Pop Music Transformer: Beat-based Modeling and Generation of Expressive Pop Piano Compositions
This work addresses the challenge of generating structured pop music for applications in automated composition, though it is incremental as it builds on existing Transformer methods with a data representation tweak.
The paper tackled the problem of generating expressive pop piano music with coherent rhythmic structure by improving the data representation for Transformers, resulting in a model that composes music with better rhythmic structure than existing Transformer models.
A great number of deep learning based models have been recently proposed for automatic music composition.
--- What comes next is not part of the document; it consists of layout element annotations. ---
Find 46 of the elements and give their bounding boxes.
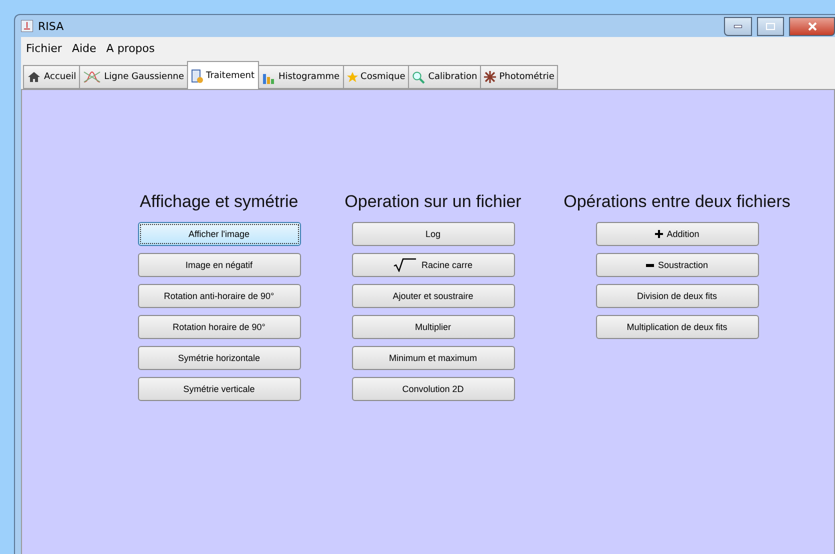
tab[interactable]: Histogramme <box>258 65 344 89</box>
action-button[interactable]: Minimum et maximum <box>352 346 514 370</box>
menu-item[interactable]: Fichier <box>26 42 62 54</box>
search-icon <box>412 70 426 84</box>
action-button[interactable]: Soustraction <box>596 253 758 277</box>
maximize-button[interactable] <box>757 16 784 36</box>
maximize-icon <box>766 22 775 30</box>
window-title: RISA <box>38 20 64 32</box>
close-button[interactable] <box>789 16 835 36</box>
app-icon <box>21 20 33 32</box>
tab[interactable]: Cosmique <box>342 65 410 89</box>
action-button[interactable]: Log <box>352 222 514 246</box>
section-heading: Operation sur un fichier <box>344 192 522 212</box>
action-button[interactable]: Racine carre <box>352 253 514 277</box>
section-heading: Opérations entre deux fichiers <box>564 192 790 212</box>
square-root-icon <box>393 258 418 272</box>
document-icon <box>191 68 204 82</box>
action-button[interactable]: Multiplication de deux fits <box>596 315 758 339</box>
tab[interactable]: Ligne Gaussienne <box>79 65 188 89</box>
menu-item[interactable]: A propos <box>106 42 155 54</box>
action-button[interactable]: Symétrie verticale <box>138 377 300 401</box>
tab[interactable]: Accueil <box>23 65 80 89</box>
action-button[interactable]: Ajouter et soustraire <box>352 284 514 308</box>
action-button[interactable]: Symétrie horizontale <box>138 346 300 370</box>
burst-icon <box>484 71 496 83</box>
action-button[interactable]: Multiplier <box>352 315 514 339</box>
tab[interactable]: Traitement <box>187 61 259 89</box>
action-button[interactable]: Addition <box>596 222 758 246</box>
action-button[interactable]: Convolution 2D <box>352 377 514 401</box>
action-button[interactable]: Rotation horaire de 90° <box>138 315 300 339</box>
star-icon <box>346 72 358 82</box>
plus-icon <box>654 230 663 238</box>
action-button[interactable]: Image en négatif <box>138 253 300 277</box>
minus-icon <box>646 264 654 266</box>
tab[interactable]: Calibration <box>408 65 482 89</box>
action-button[interactable]: Afficher l'image <box>138 222 300 246</box>
menu-item[interactable]: Aide <box>72 42 96 54</box>
section-heading: Affichage et symétrie <box>140 192 298 212</box>
minimize-button[interactable] <box>724 16 752 36</box>
curve-icon <box>83 71 102 83</box>
close-icon <box>808 22 816 30</box>
minimize-icon <box>734 24 742 28</box>
house-icon <box>27 71 41 83</box>
tab[interactable]: Photométrie <box>480 65 558 89</box>
action-button[interactable]: Division de deux fits <box>596 284 758 308</box>
action-button[interactable]: Rotation anti-horaire de 90° <box>138 284 300 308</box>
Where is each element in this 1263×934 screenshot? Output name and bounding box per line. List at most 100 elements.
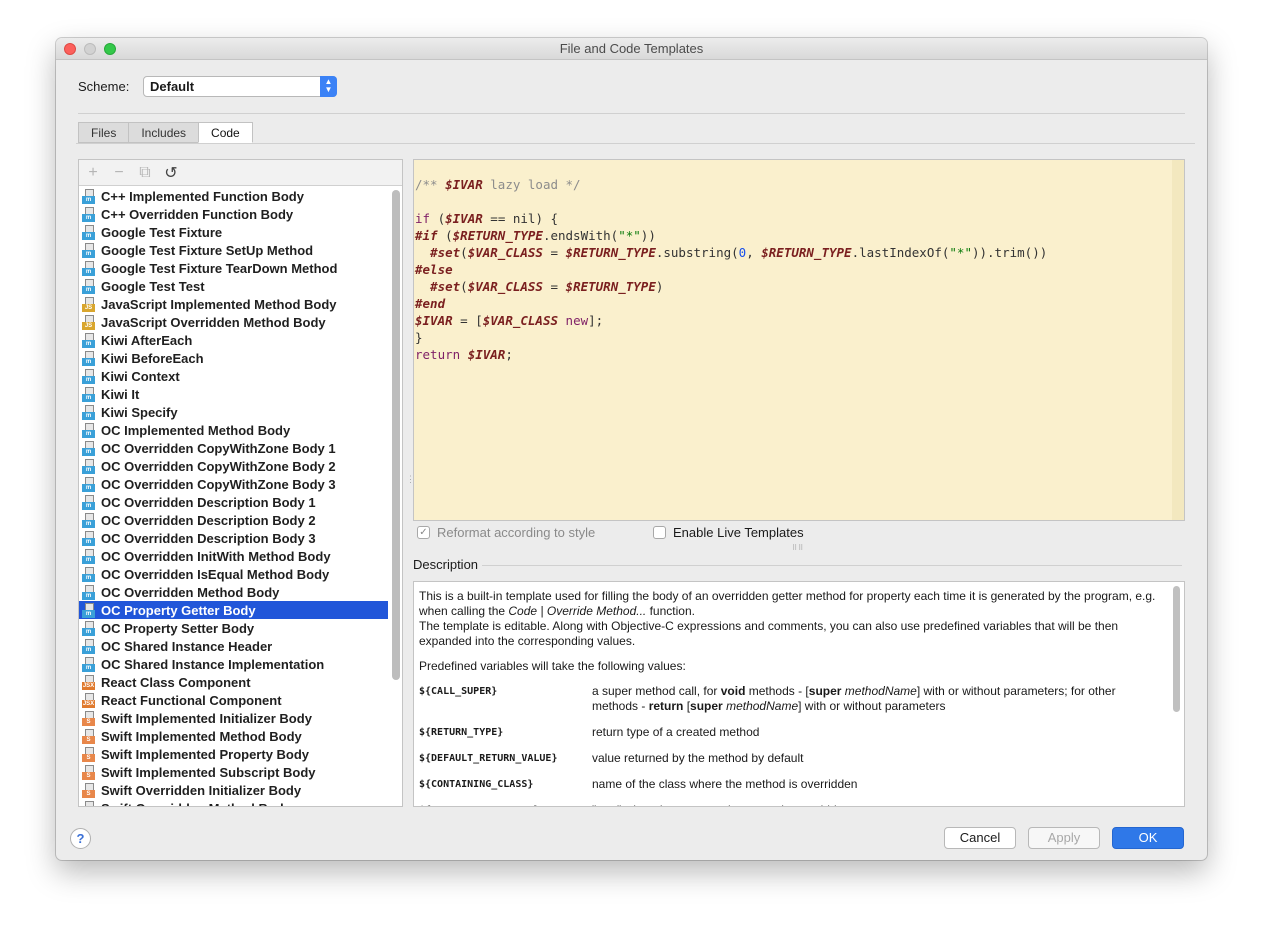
list-item[interactable]: m OC Overridden IsEqual Method Body — [79, 565, 388, 583]
live-templates-label: Enable Live Templates — [673, 525, 804, 540]
scheme-value: Default — [150, 79, 195, 94]
list-item[interactable]: m OC Overridden Description Body 1 — [79, 493, 388, 511]
list-item[interactable]: S Swift Implemented Property Body — [79, 745, 388, 763]
list-item[interactable]: m OC Overridden CopyWithZone Body 2 — [79, 457, 388, 475]
tab-files[interactable]: Files — [78, 122, 129, 143]
list-item[interactable]: m Kiwi Context — [79, 367, 388, 385]
template-name: OC Shared Instance Header — [101, 638, 273, 654]
list-toolbar: + − ⧉ ↺ — [79, 160, 402, 186]
splitter-handle[interactable]: ⋮ — [406, 474, 415, 492]
list-item[interactable]: m Google Test Fixture TearDown Method — [79, 259, 388, 277]
list-item[interactable]: m OC Overridden Description Body 3 — [79, 529, 388, 547]
ok-button[interactable]: OK — [1112, 827, 1184, 849]
list-item[interactable]: S Swift Overridden Initializer Body — [79, 781, 388, 799]
list-item[interactable]: JS JavaScript Overridden Method Body — [79, 313, 388, 331]
list-item[interactable]: m Kiwi AfterEach — [79, 331, 388, 349]
template-file-icon: m — [82, 386, 95, 402]
desc-fragment: void — [720, 684, 746, 698]
desc-fragment: name of the class where the method is ov… — [592, 777, 858, 791]
template-name: Swift Implemented Property Body — [101, 746, 310, 762]
template-file-icon: m — [82, 620, 95, 636]
template-editor[interactable]: /** $IVAR lazy load */ if ($IVAR == nil)… — [413, 159, 1185, 521]
apply-button[interactable]: Apply — [1028, 827, 1100, 849]
list-item[interactable]: m OC Shared Instance Header — [79, 637, 388, 655]
template-file-icon: S — [82, 800, 95, 806]
description-paragraph: Predefined variables will take the follo… — [419, 659, 686, 673]
resize-grip-icon[interactable]: ⠿⠿ — [792, 544, 804, 552]
code-token: ( — [460, 245, 468, 260]
code-token: .substring( — [655, 245, 739, 260]
code-token: $RETURN_TYPE — [452, 228, 543, 243]
list-item[interactable]: JSX React Functional Component — [79, 691, 388, 709]
list-item[interactable]: m OC Property Setter Body — [79, 619, 388, 637]
template-name: Swift Overridden Initializer Body — [101, 782, 302, 798]
reformat-checkbox[interactable]: ✓ Reformat according to style — [417, 525, 595, 540]
code-token: #if — [415, 228, 438, 243]
description-scrollbar[interactable] — [1173, 586, 1180, 712]
desc-fragment: a super method call, for — [592, 684, 721, 698]
desc-fragment: return type of a created method — [592, 725, 760, 739]
template-file-icon: JSX — [82, 692, 95, 708]
help-button[interactable]: ? — [70, 828, 91, 849]
list-item[interactable]: S Swift Implemented Method Body — [79, 727, 388, 745]
code-token: $VAR_CLASS — [482, 313, 559, 328]
template-name: Swift Implemented Subscript Body — [101, 764, 316, 780]
template-name: React Functional Component — [101, 692, 282, 708]
list-item[interactable]: m OC Property Getter Body — [79, 601, 388, 619]
desc-fragment: methodName — [726, 699, 799, 713]
list-item[interactable]: S Swift Implemented Initializer Body — [79, 709, 388, 727]
code-token: $IVAR — [445, 211, 483, 226]
list-item[interactable]: JS JavaScript Implemented Method Body — [79, 295, 388, 313]
copy-icon[interactable]: ⧉ — [137, 164, 153, 182]
list-item[interactable]: m C++ Implemented Function Body — [79, 187, 388, 205]
list-item[interactable]: m Kiwi BeforeEach — [79, 349, 388, 367]
list-item[interactable]: JSX React Class Component — [79, 673, 388, 691]
list-item[interactable]: m C++ Overridden Function Body — [79, 205, 388, 223]
template-file-icon: m — [82, 260, 95, 276]
tab-code[interactable]: Code — [198, 122, 253, 143]
list-item[interactable]: m Google Test Fixture SetUp Method — [79, 241, 388, 259]
list-item[interactable]: m Google Test Test — [79, 277, 388, 295]
list-item[interactable]: m OC Overridden InitWith Method Body — [79, 547, 388, 565]
list-item[interactable]: m OC Implemented Method Body — [79, 421, 388, 439]
template-name: Google Test Fixture TearDown Method — [101, 260, 338, 276]
list-item[interactable]: S Swift Implemented Subscript Body — [79, 763, 388, 781]
list-item[interactable]: m OC Shared Instance Implementation — [79, 655, 388, 673]
file-and-code-templates-dialog: File and Code Templates Scheme: Default … — [56, 38, 1207, 860]
variable-list: ${CALL_SUPER} a super method call, for vo… — [419, 684, 1164, 806]
variable-description: "true" when the generated property is ov… — [592, 803, 1164, 806]
template-name: OC Overridden Description Body 3 — [101, 530, 316, 546]
list-item[interactable]: m Google Test Fixture — [79, 223, 388, 241]
template-name: Google Test Fixture SetUp Method — [101, 242, 314, 258]
list-item[interactable]: m OC Overridden CopyWithZone Body 1 — [79, 439, 388, 457]
list-item[interactable]: m Kiwi Specify — [79, 403, 388, 421]
template-name: OC Overridden CopyWithZone Body 3 — [101, 476, 336, 492]
tab-includes[interactable]: Includes — [128, 122, 199, 143]
reset-icon[interactable]: ↺ — [163, 163, 179, 183]
live-templates-checkbox[interactable]: Enable Live Templates — [653, 525, 804, 540]
scheme-dropdown[interactable]: Default ▲ ▼ — [143, 76, 337, 97]
remove-icon[interactable]: − — [111, 164, 127, 182]
code-token: $VAR_CLASS — [467, 279, 543, 294]
code-token: ( — [437, 228, 453, 243]
cancel-button[interactable]: Cancel — [944, 827, 1016, 849]
code-token: ]; — [588, 313, 604, 328]
list-item[interactable]: m Kiwi It — [79, 385, 388, 403]
list-item[interactable]: m OC Overridden Method Body — [79, 583, 388, 601]
desc-menu-path: Code | Override Method... — [508, 604, 647, 618]
add-icon[interactable]: + — [85, 164, 101, 182]
checkmark-icon: ✓ — [417, 526, 430, 539]
description-label: Description — [413, 557, 479, 572]
updown-arrow-icon: ▲ ▼ — [320, 76, 337, 97]
list-item[interactable]: m OC Overridden CopyWithZone Body 3 — [79, 475, 388, 493]
variable-description: value returned by the method by default — [592, 751, 1164, 766]
list-item[interactable]: m OC Overridden Description Body 2 — [79, 511, 388, 529]
list-scrollbar[interactable] — [392, 190, 400, 680]
template-name: Kiwi Context — [101, 368, 180, 384]
list-item[interactable]: S Swift Overridden Method Body — [79, 799, 388, 806]
template-file-icon: S — [82, 710, 95, 726]
variable-name: ${CONTAINING_CLASS} — [419, 779, 534, 790]
code-line: #if ($RETURN_TYPE.endsWith("*")) — [414, 227, 1184, 244]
Among these models, the Transformer stands out as a prominent approach for generating expressive classical piano performance with a coherent structure of up to one minute. The model is powerful in that it learns abstractions of data on its own, without much human-imposed domain knowledge or constraints. In contrast with this general approach, this paper shows that Transformers can do even better for music modeling, when we improve the way a musical score is converted into the data fed to a Transformer model. In particular, we seek to impose a metrical structure in the input data, so that Transformers can be more easily aware of the beat-bar-phrase hierarchical structure in music. The new data representation maintains the flexibility of local tempo changes, and provides hurdles to control the rhythmic and harmonic structure of music. With this approach, we build a Pop Music Transformer that composes Pop piano music with better rhythmic structure than existing Transformer models.